The only confusion was people getting in the wrong line for their precinct. Though the offical sample ballots from CA clearly say "Blue Table" or "Green Table" to direct voters to the right precinct table, people seem to miss it and line up in the wrong place.
Poll workers were courteous and cheerful and, for the most part, organized. Some of the line confusion could have been minimized if the first question they asked was, "Does your sample ballot say [this color] table?" One of the supervisors reminded the worker manning the validation machine that she needed to actually verify that the machine had validated the ballot and tell the voter that the ballot had been validated before simply giving them their ballot receipt and "I Voted" sticker.
I was pleased to see a few children there with their parents. They were brought into the voting booth to watch their parents complete this simple but in many ways awesome task.
Getting through the line took about 20 minutes. There are a lot of propositions on this year's ballot so it took a while to mark everything.
When I left, the line was still just about as long as when I arrived but moving well. More voters were arriving every minute.
Several polling locations along the way to work seemed equally crowded.
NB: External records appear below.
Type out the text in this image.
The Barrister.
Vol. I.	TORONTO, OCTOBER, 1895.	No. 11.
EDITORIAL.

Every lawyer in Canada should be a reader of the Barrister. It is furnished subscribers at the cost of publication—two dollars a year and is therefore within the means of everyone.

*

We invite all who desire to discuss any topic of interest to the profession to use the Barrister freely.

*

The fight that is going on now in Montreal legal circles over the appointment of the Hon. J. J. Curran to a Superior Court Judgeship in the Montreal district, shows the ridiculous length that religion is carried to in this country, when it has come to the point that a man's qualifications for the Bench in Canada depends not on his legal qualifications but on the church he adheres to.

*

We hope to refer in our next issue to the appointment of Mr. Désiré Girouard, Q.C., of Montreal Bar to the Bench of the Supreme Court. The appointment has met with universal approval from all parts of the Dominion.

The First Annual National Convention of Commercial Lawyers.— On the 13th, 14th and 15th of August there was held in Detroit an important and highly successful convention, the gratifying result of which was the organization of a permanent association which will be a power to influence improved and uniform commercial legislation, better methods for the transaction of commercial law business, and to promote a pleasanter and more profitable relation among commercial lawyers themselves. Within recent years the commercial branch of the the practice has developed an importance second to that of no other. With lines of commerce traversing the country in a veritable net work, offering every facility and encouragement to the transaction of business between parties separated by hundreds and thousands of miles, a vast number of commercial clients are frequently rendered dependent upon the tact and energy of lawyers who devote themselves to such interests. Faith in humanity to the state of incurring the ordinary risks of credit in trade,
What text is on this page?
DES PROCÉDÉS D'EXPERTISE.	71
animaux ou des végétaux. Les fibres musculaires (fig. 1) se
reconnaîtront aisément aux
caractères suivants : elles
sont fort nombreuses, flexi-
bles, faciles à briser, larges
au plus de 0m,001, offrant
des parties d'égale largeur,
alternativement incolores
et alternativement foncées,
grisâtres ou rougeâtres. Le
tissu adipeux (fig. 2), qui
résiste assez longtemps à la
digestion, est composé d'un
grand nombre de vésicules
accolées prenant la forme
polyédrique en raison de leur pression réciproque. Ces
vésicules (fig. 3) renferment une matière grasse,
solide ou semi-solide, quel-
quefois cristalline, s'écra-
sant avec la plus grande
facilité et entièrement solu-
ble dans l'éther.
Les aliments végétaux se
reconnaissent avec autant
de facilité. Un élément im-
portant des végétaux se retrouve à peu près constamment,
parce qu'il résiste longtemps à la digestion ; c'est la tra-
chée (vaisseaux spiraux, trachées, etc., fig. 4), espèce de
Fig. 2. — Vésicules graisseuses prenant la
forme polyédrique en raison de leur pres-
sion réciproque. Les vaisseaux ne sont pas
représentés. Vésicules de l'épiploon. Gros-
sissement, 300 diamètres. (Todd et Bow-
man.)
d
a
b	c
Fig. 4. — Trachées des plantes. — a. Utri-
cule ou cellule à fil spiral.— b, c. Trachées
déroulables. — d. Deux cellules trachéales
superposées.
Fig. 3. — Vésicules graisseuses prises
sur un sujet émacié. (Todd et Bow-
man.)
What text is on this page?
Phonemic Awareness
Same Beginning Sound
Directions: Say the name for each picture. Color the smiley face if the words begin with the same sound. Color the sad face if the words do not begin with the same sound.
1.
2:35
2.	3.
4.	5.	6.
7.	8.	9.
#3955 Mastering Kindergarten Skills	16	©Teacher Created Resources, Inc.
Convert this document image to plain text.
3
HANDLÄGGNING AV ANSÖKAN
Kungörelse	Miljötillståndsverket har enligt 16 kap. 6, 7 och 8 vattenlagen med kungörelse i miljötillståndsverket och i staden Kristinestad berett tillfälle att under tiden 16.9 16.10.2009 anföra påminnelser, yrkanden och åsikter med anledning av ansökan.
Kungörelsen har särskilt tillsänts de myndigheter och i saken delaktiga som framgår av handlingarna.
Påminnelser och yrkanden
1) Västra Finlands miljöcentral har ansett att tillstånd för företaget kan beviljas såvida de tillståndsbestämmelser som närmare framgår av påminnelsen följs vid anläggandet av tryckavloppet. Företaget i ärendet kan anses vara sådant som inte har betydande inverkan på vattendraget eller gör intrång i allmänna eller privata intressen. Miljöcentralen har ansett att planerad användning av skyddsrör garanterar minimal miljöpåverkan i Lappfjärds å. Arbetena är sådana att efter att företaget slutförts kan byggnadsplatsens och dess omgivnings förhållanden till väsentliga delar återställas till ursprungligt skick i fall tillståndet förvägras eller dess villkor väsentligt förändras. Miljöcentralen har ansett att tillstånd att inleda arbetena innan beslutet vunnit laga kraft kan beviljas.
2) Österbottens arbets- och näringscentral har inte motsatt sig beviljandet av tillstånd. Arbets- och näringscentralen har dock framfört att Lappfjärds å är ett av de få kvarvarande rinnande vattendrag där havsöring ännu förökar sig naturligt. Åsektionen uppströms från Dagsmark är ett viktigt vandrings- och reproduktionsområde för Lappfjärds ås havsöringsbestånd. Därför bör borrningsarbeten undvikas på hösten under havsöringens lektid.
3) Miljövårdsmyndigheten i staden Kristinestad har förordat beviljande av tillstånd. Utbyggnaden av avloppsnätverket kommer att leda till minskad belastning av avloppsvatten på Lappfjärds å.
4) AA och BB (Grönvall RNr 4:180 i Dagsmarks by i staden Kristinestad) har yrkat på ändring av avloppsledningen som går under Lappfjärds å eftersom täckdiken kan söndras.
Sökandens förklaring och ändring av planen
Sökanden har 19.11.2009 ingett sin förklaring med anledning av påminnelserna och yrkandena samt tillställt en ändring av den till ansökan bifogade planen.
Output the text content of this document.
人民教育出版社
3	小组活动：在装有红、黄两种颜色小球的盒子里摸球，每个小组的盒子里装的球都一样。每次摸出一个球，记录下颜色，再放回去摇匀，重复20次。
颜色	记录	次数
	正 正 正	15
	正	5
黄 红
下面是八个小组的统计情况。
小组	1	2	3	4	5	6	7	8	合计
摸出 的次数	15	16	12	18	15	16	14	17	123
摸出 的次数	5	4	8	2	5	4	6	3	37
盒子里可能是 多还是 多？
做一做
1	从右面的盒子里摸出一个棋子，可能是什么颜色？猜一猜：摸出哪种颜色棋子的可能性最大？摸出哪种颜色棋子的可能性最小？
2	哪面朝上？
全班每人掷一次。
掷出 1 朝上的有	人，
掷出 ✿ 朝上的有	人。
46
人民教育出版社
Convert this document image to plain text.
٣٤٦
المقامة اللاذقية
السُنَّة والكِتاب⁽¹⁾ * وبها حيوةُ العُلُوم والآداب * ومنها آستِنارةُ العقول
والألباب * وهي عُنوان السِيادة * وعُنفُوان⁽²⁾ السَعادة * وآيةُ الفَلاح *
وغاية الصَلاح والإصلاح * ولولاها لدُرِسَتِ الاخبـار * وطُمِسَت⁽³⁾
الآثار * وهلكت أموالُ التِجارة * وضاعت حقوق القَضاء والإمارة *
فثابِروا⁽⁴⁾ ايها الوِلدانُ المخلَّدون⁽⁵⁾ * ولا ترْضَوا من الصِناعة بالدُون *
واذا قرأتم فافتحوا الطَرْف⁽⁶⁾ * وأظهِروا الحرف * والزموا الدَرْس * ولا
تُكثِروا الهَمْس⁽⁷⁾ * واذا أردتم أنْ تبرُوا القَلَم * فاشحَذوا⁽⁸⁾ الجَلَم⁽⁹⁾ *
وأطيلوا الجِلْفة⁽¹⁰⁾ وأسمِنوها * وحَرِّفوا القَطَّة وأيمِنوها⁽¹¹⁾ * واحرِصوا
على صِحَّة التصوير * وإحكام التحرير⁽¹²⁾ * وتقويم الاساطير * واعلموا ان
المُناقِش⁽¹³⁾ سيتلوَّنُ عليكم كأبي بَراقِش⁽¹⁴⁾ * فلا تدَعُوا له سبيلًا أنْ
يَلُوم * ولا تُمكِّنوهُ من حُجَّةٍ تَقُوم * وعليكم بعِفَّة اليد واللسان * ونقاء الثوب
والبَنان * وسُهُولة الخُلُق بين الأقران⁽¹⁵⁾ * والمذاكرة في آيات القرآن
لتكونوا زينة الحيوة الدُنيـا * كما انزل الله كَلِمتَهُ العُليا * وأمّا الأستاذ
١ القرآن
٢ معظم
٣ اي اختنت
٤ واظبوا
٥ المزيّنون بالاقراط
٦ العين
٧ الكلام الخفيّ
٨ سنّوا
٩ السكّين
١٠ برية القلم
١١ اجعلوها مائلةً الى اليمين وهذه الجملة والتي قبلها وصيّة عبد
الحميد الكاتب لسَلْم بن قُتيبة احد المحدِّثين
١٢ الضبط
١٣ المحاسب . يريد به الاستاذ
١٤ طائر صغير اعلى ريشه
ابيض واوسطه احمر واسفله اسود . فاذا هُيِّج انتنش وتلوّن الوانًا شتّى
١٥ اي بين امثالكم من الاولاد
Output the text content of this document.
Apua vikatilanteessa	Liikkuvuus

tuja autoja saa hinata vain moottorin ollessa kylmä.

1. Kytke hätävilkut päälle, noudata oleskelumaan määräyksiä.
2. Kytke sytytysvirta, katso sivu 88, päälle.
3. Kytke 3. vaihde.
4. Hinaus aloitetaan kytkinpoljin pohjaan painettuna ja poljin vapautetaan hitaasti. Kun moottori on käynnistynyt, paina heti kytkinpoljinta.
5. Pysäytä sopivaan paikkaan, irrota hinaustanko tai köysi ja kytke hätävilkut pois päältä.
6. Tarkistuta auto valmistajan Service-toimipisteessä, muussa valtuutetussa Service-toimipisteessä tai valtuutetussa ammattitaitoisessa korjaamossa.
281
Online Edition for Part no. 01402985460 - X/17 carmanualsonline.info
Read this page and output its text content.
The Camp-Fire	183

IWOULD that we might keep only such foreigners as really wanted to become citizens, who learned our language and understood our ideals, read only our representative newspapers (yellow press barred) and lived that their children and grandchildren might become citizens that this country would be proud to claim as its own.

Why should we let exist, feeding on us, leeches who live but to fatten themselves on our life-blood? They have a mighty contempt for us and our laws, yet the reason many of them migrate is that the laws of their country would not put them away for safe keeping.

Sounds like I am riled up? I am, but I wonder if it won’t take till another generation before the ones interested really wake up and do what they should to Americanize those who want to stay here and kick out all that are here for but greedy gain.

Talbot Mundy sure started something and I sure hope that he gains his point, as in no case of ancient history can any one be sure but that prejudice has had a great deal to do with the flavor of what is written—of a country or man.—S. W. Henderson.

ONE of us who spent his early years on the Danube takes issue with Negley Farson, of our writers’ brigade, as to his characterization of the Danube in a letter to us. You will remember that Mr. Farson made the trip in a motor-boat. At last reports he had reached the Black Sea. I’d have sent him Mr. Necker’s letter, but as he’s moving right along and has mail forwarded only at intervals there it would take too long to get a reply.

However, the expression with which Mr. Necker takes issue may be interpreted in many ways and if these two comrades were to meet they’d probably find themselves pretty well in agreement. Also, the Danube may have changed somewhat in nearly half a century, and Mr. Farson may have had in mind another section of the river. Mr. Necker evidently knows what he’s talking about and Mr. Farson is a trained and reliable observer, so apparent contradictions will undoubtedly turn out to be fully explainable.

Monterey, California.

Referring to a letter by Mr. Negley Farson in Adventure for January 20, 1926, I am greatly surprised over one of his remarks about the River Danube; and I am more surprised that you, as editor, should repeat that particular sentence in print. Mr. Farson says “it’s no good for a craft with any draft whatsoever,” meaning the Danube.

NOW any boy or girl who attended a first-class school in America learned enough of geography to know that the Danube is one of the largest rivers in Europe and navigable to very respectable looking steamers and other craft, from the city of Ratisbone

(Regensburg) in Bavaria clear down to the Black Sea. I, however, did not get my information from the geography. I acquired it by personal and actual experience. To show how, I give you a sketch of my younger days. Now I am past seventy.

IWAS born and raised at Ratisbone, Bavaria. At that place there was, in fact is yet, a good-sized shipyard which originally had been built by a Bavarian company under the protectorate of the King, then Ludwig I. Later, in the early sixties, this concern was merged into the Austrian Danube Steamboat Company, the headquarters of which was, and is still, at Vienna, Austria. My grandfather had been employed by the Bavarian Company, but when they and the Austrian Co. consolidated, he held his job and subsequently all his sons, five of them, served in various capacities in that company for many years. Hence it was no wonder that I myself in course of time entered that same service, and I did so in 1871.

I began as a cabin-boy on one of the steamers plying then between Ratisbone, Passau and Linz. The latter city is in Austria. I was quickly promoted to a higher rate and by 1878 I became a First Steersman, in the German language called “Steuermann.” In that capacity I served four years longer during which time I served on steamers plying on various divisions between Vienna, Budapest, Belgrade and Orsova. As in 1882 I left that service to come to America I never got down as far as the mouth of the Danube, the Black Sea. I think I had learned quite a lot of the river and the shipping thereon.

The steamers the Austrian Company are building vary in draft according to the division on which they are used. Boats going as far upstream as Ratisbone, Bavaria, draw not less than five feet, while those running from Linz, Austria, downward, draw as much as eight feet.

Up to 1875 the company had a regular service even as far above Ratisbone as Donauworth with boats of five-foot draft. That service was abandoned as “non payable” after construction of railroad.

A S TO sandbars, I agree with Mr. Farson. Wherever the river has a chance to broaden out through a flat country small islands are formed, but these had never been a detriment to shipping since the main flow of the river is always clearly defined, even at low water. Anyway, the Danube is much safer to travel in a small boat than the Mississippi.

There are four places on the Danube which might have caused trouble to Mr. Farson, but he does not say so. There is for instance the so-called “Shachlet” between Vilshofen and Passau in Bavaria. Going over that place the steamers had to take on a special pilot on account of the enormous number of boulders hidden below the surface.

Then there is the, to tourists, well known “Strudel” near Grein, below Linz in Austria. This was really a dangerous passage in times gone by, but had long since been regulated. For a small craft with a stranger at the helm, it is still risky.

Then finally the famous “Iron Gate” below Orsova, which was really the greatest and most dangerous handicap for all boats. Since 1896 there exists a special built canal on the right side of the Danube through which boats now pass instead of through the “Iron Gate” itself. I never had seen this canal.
So this is how a voting should take place: Quietly, efficiently, smoothly. No thugs from "True the Vote" trying to supress the vote in the name of eliminating non-existent voter fraud. No challenges because the voter is a woman and the official is an older white man. No calls for onerous forms of identification.
I'm trying to remain calm as I hear reports of turmoil elswhere in the country: voting machines that roll over for Romney through miscalibration that poll workers refuse to correct, incorrect identification demands from self-righteous poll workers, missing ballots and polling stations that open hours after they're supposed to, and perhaps the worst of all, the (illegal and secret) computer patch on the Ohio electronic voting machines that occurred only a few days ago (can no one stop this Husted?).
I think we're going to make it here. I'm putting my faith in Nate Silver's predictions. But the anxiety level is high.